Date of Award


Degree Type

Selective Evidence-Based Medicine Review

Degree Name

Master of Science in Health Sciences - Physician Assistant


Physician Assistant Studies

Department Chair

John Cavenagh, MBA, PhD, PA-C


Objective: The objective of this selective EBM review is to determine whether or not probiotics provide adequate relief from overall symptoms of irritable bowel syndrome including abdominal pain and bloating in adults with irritable bowel syndrome.

Study Design: Review of three published randomized, double blind, placebo controlled clinical trials were used for this review.
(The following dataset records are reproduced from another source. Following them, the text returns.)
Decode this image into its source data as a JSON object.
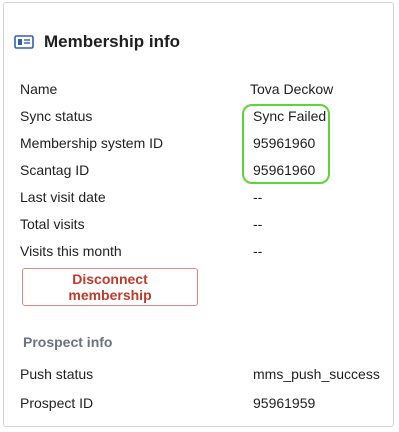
{
  "header": {
    "title": "Membership info",
    "icon": "membership-card-icon"
  },
  "membership": {
    "rows": [
      {
        "label": "Name",
        "value": "Tova Deckow"
      },
      {
        "label": "Sync status",
        "value": "Sync Failed"
      },
      {
        "label": "Membership system ID",
        "value": "95961960"
      },
      {
        "label": "Scantag ID",
        "value": "95961960"
      },
      {
        "label": "Last visit date",
        "value": "--"
      },
      {
        "label": "Total visits",
        "value": "--"
      },
      {
        "label": "Visits this month",
        "value": "--"
      }
    ],
    "disconnect_label": "Disconnect membership"
  },
  "prospect": {
    "title": "Prospect info",
    "rows": [
      {
        "label": "Push status",
        "value": "mms_push_success"
      },
      {
        "label": "Prospect ID",
        "value": "95961959"
      }
    ]
  },
  "colors": {
    "highlight": "#5fd13b",
    "danger": "#c0392b",
    "icon": "#2f5fb3"
  }
}
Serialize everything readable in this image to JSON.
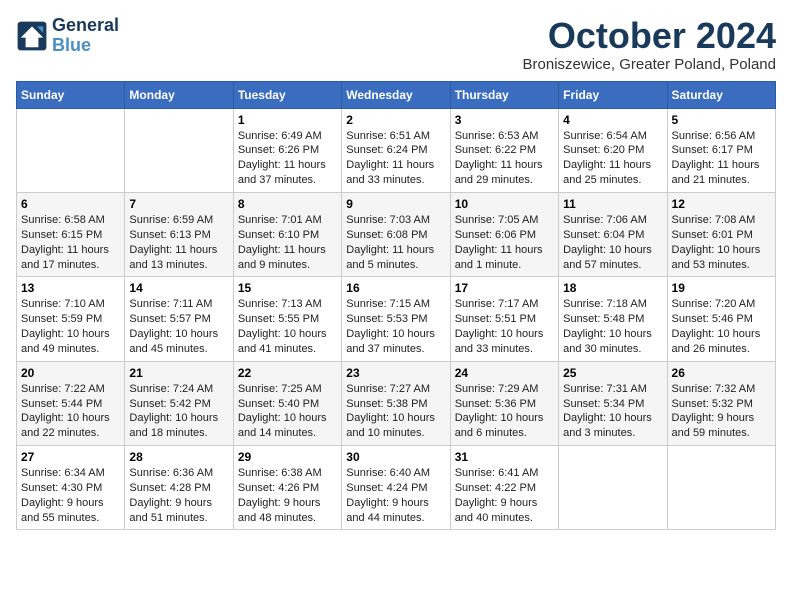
{
  "header": {
    "logo_line1": "General",
    "logo_line2": "Blue",
    "month_title": "October 2024",
    "location": "Broniszewice, Greater Poland, Poland"
  },
  "weekdays": [
    "Sunday",
    "Monday",
    "Tuesday",
    "Wednesday",
    "Thursday",
    "Friday",
    "Saturday"
  ],
  "weeks": [
    [
      {
        "day": "",
        "content": ""
      },
      {
        "day": "",
        "content": ""
      },
      {
        "day": "1",
        "content": "Sunrise: 6:49 AM\nSunset: 6:26 PM\nDaylight: 11 hours\nand 37 minutes."
      },
      {
        "day": "2",
        "content": "Sunrise: 6:51 AM\nSunset: 6:24 PM\nDaylight: 11 hours\nand 33 minutes."
      },
      {
        "day": "3",
        "content": "Sunrise: 6:53 AM\nSunset: 6:22 PM\nDaylight: 11 hours\nand 29 minutes."
      },
      {
        "day": "4",
        "content": "Sunrise: 6:54 AM\nSunset: 6:20 PM\nDaylight: 11 hours\nand 25 minutes."
      },
      {
        "day": "5",
        "content": "Sunrise: 6:56 AM\nSunset: 6:17 PM\nDaylight: 11 hours\nand 21 minutes."
      }
    ],
    [
      {
        "day": "6",
        "content": "Sunrise: 6:58 AM\nSunset: 6:15 PM\nDaylight: 11 hours\nand 17 minutes."
      },
      {
        "day": "7",
        "content": "Sunrise: 6:59 AM\nSunset: 6:13 PM\nDaylight: 11 hours\nand 13 minutes."
      },
      {
        "day": "8",
        "content": "Sunrise: 7:01 AM\nSunset: 6:10 PM\nDaylight: 11 hours\nand 9 minutes."
      },
      {
        "day": "9",
        "content": "Sunrise: 7:03 AM\nSunset: 6:08 PM\nDaylight: 11 hours\nand 5 minutes."
      },
      {
        "day": "10",
        "content": "Sunrise: 7:05 AM\nSunset: 6:06 PM\nDaylight: 11 hours\nand 1 minute."
      },
      {
        "day": "11",
        "content": "Sunrise: 7:06 AM\nSunset: 6:04 PM\nDaylight: 10 hours\nand 57 minutes."
      },
      {
        "day": "12",
        "content": "Sunrise: 7:08 AM\nSunset: 6:01 PM\nDaylight: 10 hours\nand 53 minutes."
      }
    ],
    [
      {
        "day": "13",
        "content": "Sunrise: 7:10 AM\nSunset: 5:59 PM\nDaylight: 10 hours\nand 49 minutes."
      },
      {
        "day": "14",
        "content": "Sunrise: 7:11 AM\nSunset: 5:57 PM\nDaylight: 10 hours\nand 45 minutes."
      },
      {
        "day": "15",
        "content": "Sunrise: 7:13 AM\nSunset: 5:55 PM\nDaylight: 10 hours\nand 41 minutes."
      },
      {
        "day": "16",
        "content": "Sunrise: 7:15 AM\nSunset: 5:53 PM\nDaylight: 10 hours\nand 37 minutes."
      },
      {
        "day": "17",
        "content": "Sunrise: 7:17 AM\nSunset: 5:51 PM\nDaylight: 10 hours\nand 33 minutes."
      },
      {
        "day": "18",
        "content": "Sunrise: 7:18 AM\nSunset: 5:48 PM\nDaylight: 10 hours\nand 30 minutes."
      },
      {
        "day": "19",
        "content": "Sunrise: 7:20 AM\nSunset: 5:46 PM\nDaylight: 10 hours\nand 26 minutes."
      }
    ],
    [
      {
        "day": "20",
        "content": "Sunrise: 7:22 AM\nSunset: 5:44 PM\nDaylight: 10 hours\nand 22 minutes."
      },
      {
        "day": "21",
        "content": "Sunrise: 7:24 AM\nSunset: 5:42 PM\nDaylight: 10 hours\nand 18 minutes."
      },
      {
        "day": "22",
        "content": "Sunrise: 7:25 AM\nSunset: 5:40 PM\nDaylight: 10 hours\nand 14 minutes."
      },
      {
        "day": "23",
        "content": "Sunrise: 7:27 AM\nSunset: 5:38 PM\nDaylight: 10 hours\nand 10 minutes."
      },
      {
        "day": "24",
        "content": "Sunrise: 7:29 AM\nSunset: 5:36 PM\nDaylight: 10 hours\nand 6 minutes."
      },
      {
        "day": "25",
        "content": "Sunrise: 7:31 AM\nSunset: 5:34 PM\nDaylight: 10 hours\nand 3 minutes."
      },
      {
        "day": "26",
        "content": "Sunrise: 7:32 AM\nSunset: 5:32 PM\nDaylight: 9 hours\nand 59 minutes."
      }
    ],
    [
      {
        "day": "27",
        "content": "Sunrise: 6:34 AM\nSunset: 4:30 PM\nDaylight: 9 hours\nand 55 minutes."
      },
      {
        "day": "28",
        "content": "Sunrise: 6:36 AM\nSunset: 4:28 PM\nDaylight: 9 hours\nand 51 minutes."
      },
      {
        "day": "29",
        "content": "Sunrise: 6:38 AM\nSunset: 4:26 PM\nDaylight: 9 hours\nand 48 minutes."
      },
      {
        "day": "30",
        "content": "Sunrise: 6:40 AM\nSunset: 4:24 PM\nDaylight: 9 hours\nand 44 minutes."
      },
      {
        "day": "31",
        "content": "Sunrise: 6:41 AM\nSunset: 4:22 PM\nDaylight: 9 hours\nand 40 minutes."
      },
      {
        "day": "",
        "content": ""
      },
      {
        "day": "",
        "content": ""
      }
    ]
  ]
}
The articles were found on PubMed and EBSCOhost web, and were selected based on outcomes measured and relevance to the objective.

Outcomes Measured: The outcomes were measured by a 10-point visual analog scale for each symptom, or daily dairy entries addressing overall symptom relief, and a questionnaire at the beginning and end of the trial for overall quality of life.

Results: The Ki Cha, et al. study proved a statistically significant improvement in the adequate relief of symptoms of IBS, including abdominal pain and bloating, however the Roberts, et al. and the Cappello, et al. studies did not show a statistically significant improvement of symptoms in the probiotic group as compared to the placebo group.

Conclusions: Based on the three randomized, double blind, placebo controlled clinical trials the efficacy of treating irritable bowel syndrome with probiotics is inconclusive. Future studies should focus on the efficacy of probiotics in a specific subtype of IBS, for example only focus on constipation predominate irritable bowel syndrome, to help determine if probiotics are a reasonable intervention for a specific subtype of irritable bowel syndrome.